Connie Reed of the Catharina Hospital and Eindhoven University of Technology (TU/e) in the Netherlands is the recipient of the Young Scientist Award (European Society for Gynaecological Endoscopy, ESGE) for her research on uterine waveforms. These uterine waveforms play a major role in lower fertility rates. Researchers hope that the technique that has been developed will lead to a higher chance of pregnancy during fertility treatments.
Uterine waveforms are small contractions in the uterus that cannot be felt. These contractions are visible on ultrasound images. The waves occur throughout the monthly cycle, and they change direction and severity depending on hormone levels.
Even before the study was carried out, it was known that a deficiency of these uterine waveforms at the time of fertilization or a surplus during insemination reduces the likelihood of pregnancy. Researchers from the WAVES study believe that when these waves can be properly understood, then they will be able to predict whether fertility treatments such as IVF have a chance of success.
The success rate of fertility treatment is about 30 percent per attempt. In order to improve this chance, medication can be used to ensure optimal uterine waveforms once these are better understood.
Movements on ultrasound images had already been assessed and examined back in the 1990s. However, conclusions drawn at that time were not concrete enough to be applied in practice. The TU/e and the Catharina Hospital have developed a new method that enables uterine waveforms to be easily measured.
Uterine waveforms can be measured on ultrasound images using what is known as the Speckle Tracking technique. This technique is already used in cardiac analyses.

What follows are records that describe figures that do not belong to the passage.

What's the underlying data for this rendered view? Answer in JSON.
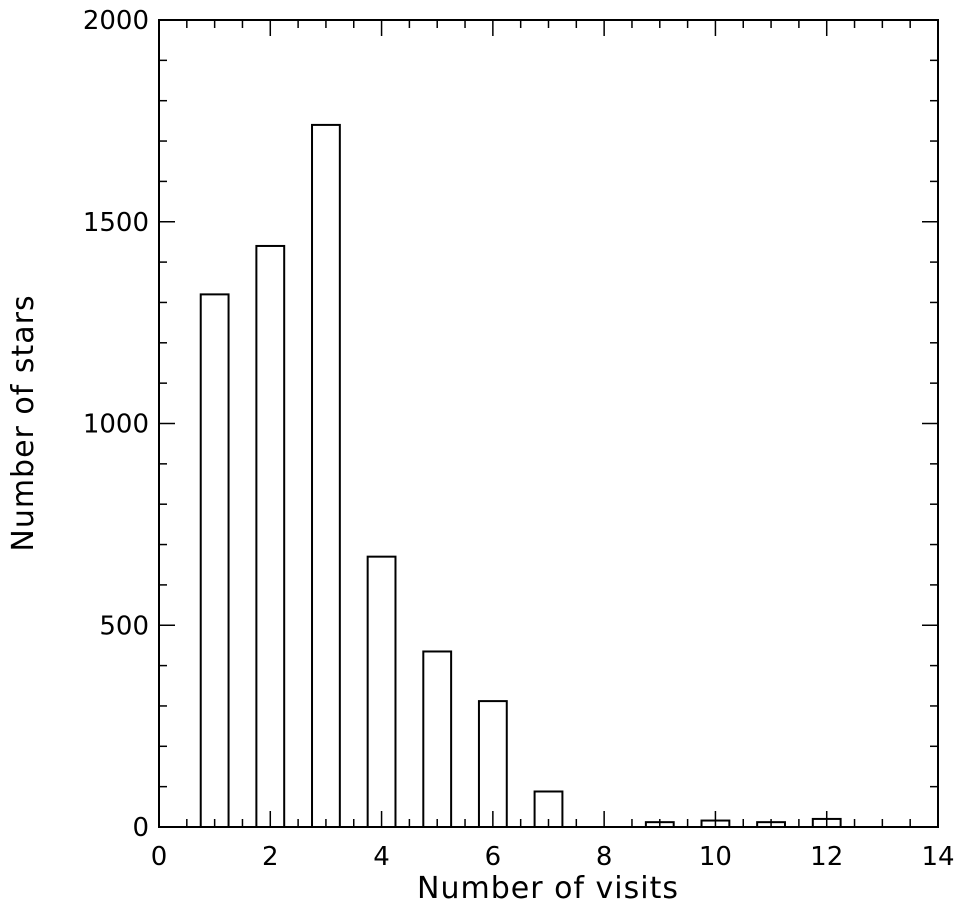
{
  "chart_data": {
    "type": "bar",
    "title": "",
    "xlabel": "Number of visits",
    "ylabel": "Number of stars",
    "xlim": [
      0,
      14
    ],
    "ylim": [
      0,
      2000
    ],
    "x_ticks": [
      "0",
      "2",
      "4",
      "6",
      "8",
      "10",
      "12",
      "14"
    ],
    "y_ticks": [
      "0",
      "500",
      "1000",
      "1500",
      "2000"
    ],
    "bar_width": 0.5,
    "grid": false,
    "legend": "none",
    "bars": [
      {
        "x": 1,
        "value": 1320
      },
      {
        "x": 2,
        "value": 1440
      },
      {
        "x": 3,
        "value": 1740
      },
      {
        "x": 4,
        "value": 670
      },
      {
        "x": 5,
        "value": 435
      },
      {
        "x": 6,
        "value": 312
      },
      {
        "x": 7,
        "value": 88
      },
      {
        "x": 8,
        "value": 0
      },
      {
        "x": 9,
        "value": 12
      },
      {
        "x": 10,
        "value": 16
      },
      {
        "x": 11,
        "value": 12
      },
      {
        "x": 12,
        "value": 20
      },
      {
        "x": 13,
        "value": 0
      }
    ]
  }
}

Movement is shown as a speckle pattern. The researchers use the technique to automatically find the wave movements of the uterus. The method has already been tested in a lab and in volunteers.
By using this technique, the researchers of the WAVES research have succeeded in distinguishing the different phases of the menstrual cycle. The research will continue to see how these movements play a role in pain, irregular blood loss, and becoming pregnant.